1847: Governor Wood takes office
On this day in 1847, George Tyler Wood took office as the second governor of the state of Texas. The Georgia native had fought in the Creek Indian War at the battle of Horseshoe Bend, where he met Sam Houston and Edward Burleson. He moved to Texas in February 1839 and settled on the Trinity River. Wood served in the Texas Senate in 1846 and fought in the Mexican War. He was elected governor in 1847, defeating James Miller, Nicholas Darnell, and Jesse J. Robinson. Wood’s administration devoted much time to the debt question, frontier defense, and the New Mexico boundary dispute. Wood was defeated by Peter Hansborough Bell in his bid for reelection in the fall of 1849 and died in 1858.See also:Wood, George TylerGovernorAntebellum TexasWood, Martha Evans Gindrat
1861: Legislature establishes Frontier Regiment
On this day in 1861, the state legislature established the Frontier Regiment to patrol west of the line of settlements from the Red River to the Rio Grande. Less than a month later, the Confederate Congress authorized the secretary of war to receive the regiment into Confederate service for the protection of the Indian frontier of Texas. President Jefferson Davis vetoed the bill, however, because it withheld the control of the executive of the Confederate States over the troops. In early 1863 Governor Francis R. Lubbock attempted once more to transfer the regiment to Confederate service, but President Davis again refused to accept the regiment if it remained under Texas control. The Frontier Regiment achieved its greatest successes during the summer and fall of 1863, after James E. McCord replaced James M. Norris as commander. State authorities finally transferred the regiment to Confederate control in 1864, but only after the legislature approved the establishment of the Frontier Organization to ensure the continued protection of the frontier. During the last eighteen months of the Civil War the regiment increasingly devoted itself to enforcing Confederate conscription laws, arresting deserters, and tracking down renegades and outlaws.
See also:
- Frontier Regiment
- Davis, Jefferson
- Lubbock, Francis Richard
- McCord, James Ebenezer
- Norris, James M.
- Frontier Organization
- Civil War
1853: Legislature passes act to encourage transcontinental railroad through Texas
On this day in 1853, the Texas legislature passed the Mississippi and Pacific Railroad Act, designed to encourage the construction of a southern transcontinental railroad through Texas. The act authorized Governor Peter H. Bell to request proposals for a railroad from the eastern boundary of Texas to a point at or near El Paso. The Atlantic and Pacific Railroad, a New York corporation, was the only company to submit a bid meeting the act’s provisions. However, the securities the company submitted for its bond were rejected by Governor Elisha M. Pease, who declared the contract void and advertised for new proposals. There were no bidders on the second round. The first transcontinental railroad through Texas (and the second in the nation) was not completed until 1881, when the Texas and Pacific and the Southern Pacific met near Sierra Blanca.
See also:
- Mississippi and Pacific Railroad
- Atlantic and Pacific Railroad
- Pease, Elisha Marshall
- Texas and Pacific Railway
- Southern Pacific System
- Railroads
1923: Political boss Jim Wells dies
On this day in 1923, Jim Wells, the longtime Democratic boss of South Texas, died. James B. Wells Jr. was born on St. Joseph Island in 1850, the son of a lieutenant in the Texas Navy. In 1878 the younger Wells formed a law partnership with Stephen Powers and settled at Brownsville, where he lived for the rest of his life. Powers was active in local politics and was a cofounder of the Democratic Blue Club of Cameron County.

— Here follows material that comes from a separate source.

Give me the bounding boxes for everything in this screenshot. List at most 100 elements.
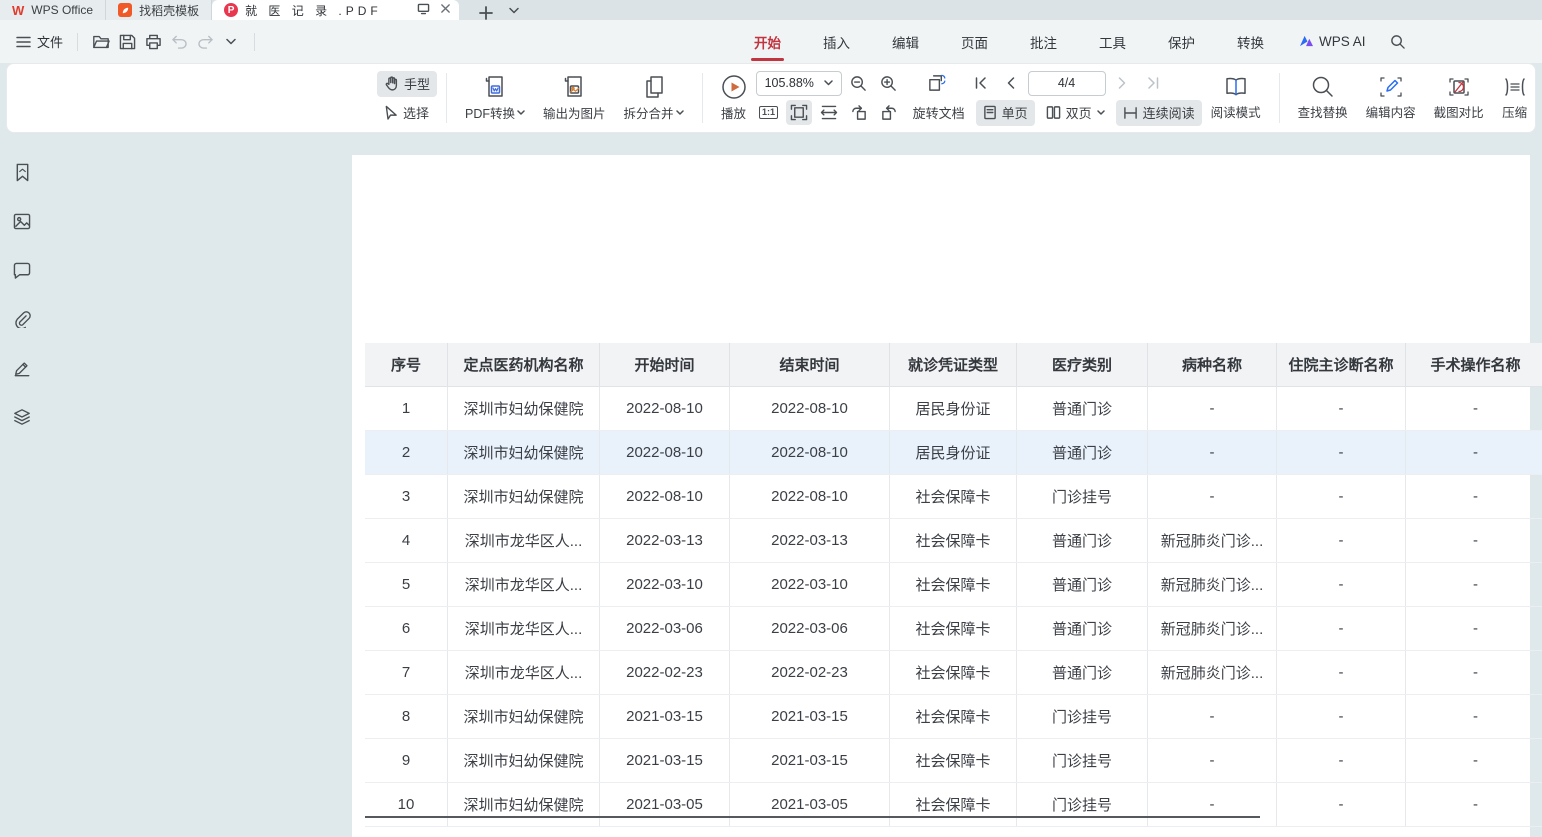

Wells married Powers’s niece, Pauline Kleiber, in 1880 and soon emerged as Powers’s chief lieutenant and heir apparent. Wells consolidated his control over the Cameron County Blue Club and eventually extended his influence over the Democratic organizations of Hidalgo, Starr, and Duval counties, where he oversaw the rise of bosses who acknowledged Wells’s leadership on regional, state, and national questions. Wells influenced national politics as well by shepherding the early congressional career of John Nance Garner. Despite his political astuteness and record of accomplishment, Wells could not survive the changing demographic structure in the region, the rising tide of racial hatred following the Mexican border raids of 1915 and 1916, and his loss of favor at the state level. His death came three years after the collapse of his Cameron County machine. Jim Wells County is named in his honor.